Кейтен ответил не сразу, он опустил голову, как будто попался в капкан, помолчал. Слышно было, как он тихо, жалко всхлипывал. Господи, Кейтен плакал, едва переводя дыхание, как будто ему не хватало воздуха, задыхаясь. Это продолжалось очень долго, века, будь я проклят, миллионы веков. Уставившись в пол, как настоящий вор, тихо, обессиленно, он ответил:

— Я хотел сделать маму. Будь я проклят, именно это он и прошептал: маму.

В классе наступила необычайная тишина. Вмиг все глаза повернулись к полену, которое держал в руках Аритон Яковлески. Господи, Господи, Боже мой! Это было уже не полено, будь я проклят, это была мама. Впервые и папочка остановился на месте как вкопанный, смущенный, потрясенный, не зная, что сказать.

— Клянусь, — не переставал Кейтен, о, Боже, никогда он таким не был, — клянусь, Аритон Яковлески, это мама.

Дети как по команде встали с мест. Все жадно впились глазами в полено.

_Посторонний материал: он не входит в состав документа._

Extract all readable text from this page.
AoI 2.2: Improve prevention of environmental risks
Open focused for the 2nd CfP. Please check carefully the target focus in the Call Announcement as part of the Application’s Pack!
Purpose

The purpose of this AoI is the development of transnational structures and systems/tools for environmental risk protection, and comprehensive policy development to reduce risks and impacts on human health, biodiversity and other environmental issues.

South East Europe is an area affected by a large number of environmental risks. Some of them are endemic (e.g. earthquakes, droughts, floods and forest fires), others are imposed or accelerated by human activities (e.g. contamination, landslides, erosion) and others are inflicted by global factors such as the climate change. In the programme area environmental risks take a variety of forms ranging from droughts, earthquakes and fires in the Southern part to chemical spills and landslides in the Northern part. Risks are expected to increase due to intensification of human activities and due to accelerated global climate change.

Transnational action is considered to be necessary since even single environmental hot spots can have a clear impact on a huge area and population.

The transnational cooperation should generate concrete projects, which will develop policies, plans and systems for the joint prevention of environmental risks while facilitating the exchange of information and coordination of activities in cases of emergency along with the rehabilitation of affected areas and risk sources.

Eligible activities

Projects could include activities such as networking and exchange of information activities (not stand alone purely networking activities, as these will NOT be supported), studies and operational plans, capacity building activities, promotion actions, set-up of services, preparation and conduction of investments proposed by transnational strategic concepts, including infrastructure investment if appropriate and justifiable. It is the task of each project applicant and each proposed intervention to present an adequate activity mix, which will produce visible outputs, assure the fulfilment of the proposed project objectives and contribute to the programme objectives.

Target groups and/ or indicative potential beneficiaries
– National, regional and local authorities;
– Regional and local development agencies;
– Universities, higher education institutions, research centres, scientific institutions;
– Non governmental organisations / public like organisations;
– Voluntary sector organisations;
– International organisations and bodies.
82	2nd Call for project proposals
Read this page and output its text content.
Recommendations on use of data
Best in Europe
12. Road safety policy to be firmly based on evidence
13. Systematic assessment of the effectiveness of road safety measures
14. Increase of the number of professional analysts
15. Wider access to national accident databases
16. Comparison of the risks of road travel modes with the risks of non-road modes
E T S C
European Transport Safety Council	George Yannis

— Мама, — ошарашенно сказал папочка. И представьте себе, нежно поднеся полено к глазам, стал рассматривать его странным долгим взглядом. Клянусь, мы увидели, как руки папочки, не выдержав, задрожали. Клянусь, его руки ослабли, мы видели, как в него вошла вода и понесла его; не отводя глаз от чудесно вырезанного куска дерева, папочка вполголоса, как будто про себя повторил: мама, потом посмотрел на Кейтена, на всех нас и сделал то, что мы никогда не могли себе представить, что полностью и правдиво не передать даже и прекраснейшими словами, но что должно существовать, что хранит человека от самого лютого холода, что должно неискоренимо жить в человеке, в каждом человеке, он поднес еще раз полено поближе к глазам и голосом, которого мы еще не слышали, произнес: Неужели столько дней в снегу, неужели столько дней в холоде, неужели столько страха, — тихо говорил Аритон Яковлески. — Бедные дети, такой снег, такой холод, — все повторял папочка как безумный, как завороженный. Будь я проклят, завороженный.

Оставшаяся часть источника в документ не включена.